Fr. Achte, who had first worked in Buddu- Buganda, entered Tooro through Bunyoro and set his first missionary station in Western Uganda at Bukuumi (in Bunyoro) before travelling to Tooro. He arrived at Virika on 17th November, 1895 and there founded a missionary station. This was a year after the Church Missionary Society (CMS) missionaries had arrived in Tooro and established a protestant mission at Kabarole Hill.
One month after his arrival at Virika, Fr. Achte was joined by Fr. Toulze. By the time Fr. Achte and Fr. Toulze came to Tooro, King Kasagama, together with the most influential persons and chiefs of the kingdom had embraced the protestant religion. The Catholic missionaries, therefore, targeted the lower class and less influential folks of Tooro.
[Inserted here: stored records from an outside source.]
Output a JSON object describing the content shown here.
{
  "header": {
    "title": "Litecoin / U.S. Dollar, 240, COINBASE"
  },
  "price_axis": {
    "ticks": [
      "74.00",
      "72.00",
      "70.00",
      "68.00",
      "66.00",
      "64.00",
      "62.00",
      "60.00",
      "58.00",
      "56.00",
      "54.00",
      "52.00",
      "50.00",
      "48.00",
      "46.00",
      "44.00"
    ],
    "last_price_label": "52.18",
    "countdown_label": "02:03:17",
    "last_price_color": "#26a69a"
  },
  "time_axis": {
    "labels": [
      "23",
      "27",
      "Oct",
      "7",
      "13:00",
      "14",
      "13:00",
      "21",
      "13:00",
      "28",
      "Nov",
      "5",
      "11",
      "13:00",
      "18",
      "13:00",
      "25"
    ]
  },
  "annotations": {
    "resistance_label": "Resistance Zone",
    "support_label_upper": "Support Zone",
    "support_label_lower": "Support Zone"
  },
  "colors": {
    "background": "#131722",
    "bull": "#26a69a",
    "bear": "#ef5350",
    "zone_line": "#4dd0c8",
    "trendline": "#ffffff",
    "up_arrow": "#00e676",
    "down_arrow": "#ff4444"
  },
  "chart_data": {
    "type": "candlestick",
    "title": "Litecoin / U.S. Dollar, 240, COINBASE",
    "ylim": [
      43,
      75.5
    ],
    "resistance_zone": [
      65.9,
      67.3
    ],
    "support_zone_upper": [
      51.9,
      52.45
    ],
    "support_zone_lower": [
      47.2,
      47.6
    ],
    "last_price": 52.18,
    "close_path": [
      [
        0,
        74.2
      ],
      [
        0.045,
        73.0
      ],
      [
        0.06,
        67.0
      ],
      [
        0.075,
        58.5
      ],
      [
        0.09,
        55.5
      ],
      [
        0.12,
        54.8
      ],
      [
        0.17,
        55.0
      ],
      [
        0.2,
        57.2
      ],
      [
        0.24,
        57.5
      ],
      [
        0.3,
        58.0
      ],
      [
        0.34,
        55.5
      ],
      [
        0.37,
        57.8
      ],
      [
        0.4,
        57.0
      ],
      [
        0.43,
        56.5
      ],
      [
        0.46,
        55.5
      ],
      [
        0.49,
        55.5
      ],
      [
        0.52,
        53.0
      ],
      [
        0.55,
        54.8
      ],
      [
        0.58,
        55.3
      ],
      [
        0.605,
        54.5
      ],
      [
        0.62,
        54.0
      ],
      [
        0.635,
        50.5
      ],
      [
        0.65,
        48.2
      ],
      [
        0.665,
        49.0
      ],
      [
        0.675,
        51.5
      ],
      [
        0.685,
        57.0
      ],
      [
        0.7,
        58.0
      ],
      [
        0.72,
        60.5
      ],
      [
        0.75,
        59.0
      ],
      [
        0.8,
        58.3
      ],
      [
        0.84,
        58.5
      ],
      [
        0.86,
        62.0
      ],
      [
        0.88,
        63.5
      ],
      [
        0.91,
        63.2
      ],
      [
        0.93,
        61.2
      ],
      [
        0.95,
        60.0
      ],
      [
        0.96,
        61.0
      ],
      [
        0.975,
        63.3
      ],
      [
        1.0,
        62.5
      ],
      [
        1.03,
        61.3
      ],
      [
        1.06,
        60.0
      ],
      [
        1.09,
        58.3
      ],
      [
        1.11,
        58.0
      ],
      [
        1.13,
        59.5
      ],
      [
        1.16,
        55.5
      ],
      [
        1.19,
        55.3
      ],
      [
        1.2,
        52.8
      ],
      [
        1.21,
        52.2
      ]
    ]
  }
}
Although King Kasagama had first welcomed the Catholic missionaries in Tooro, after his Baptism into the Church of England on 15th March, 1896 in Kampala and his return to Tooro that same year, the king became rather unfriendly to the Catholic Church. This was demonstrated by the harassment of Catholics in Tooro, and it became a setback for the mission.
Fr. Achte took recourse to Mr. Sitwell the Colonial District Commissioner of Tooro and complained of harassment by the kingdom authority. Then the situation improved. Later King Kasagama realized that the Catholic Missionaries and their religion were here to stay, and were a force to reckon with. He adopted a much friendly attitude towards the Catholic missionaries and religion.
He went to the extent of allowing the Queen Mother, Victoria Kahinju, to give a big chunk of her land at Kijanju (Virika)
The king also gave two of his children (Prince Rwakatale and Princess Nkwenge) to be baptized in the Catholic faith; he as well allowed some of his relatives to become Catholics.
Whereas the king had been so generous and friendly to the Catholic missionaries the situation was not that easy elsewhere in the kingdom.
It was quite hard to find land for establishing other Catholic Church missions until the colonial administration took away power from the local chiefs. It was then that the Catholic Church could acquire land and register it with the colonial Government, establish new churches and spread without hindrance.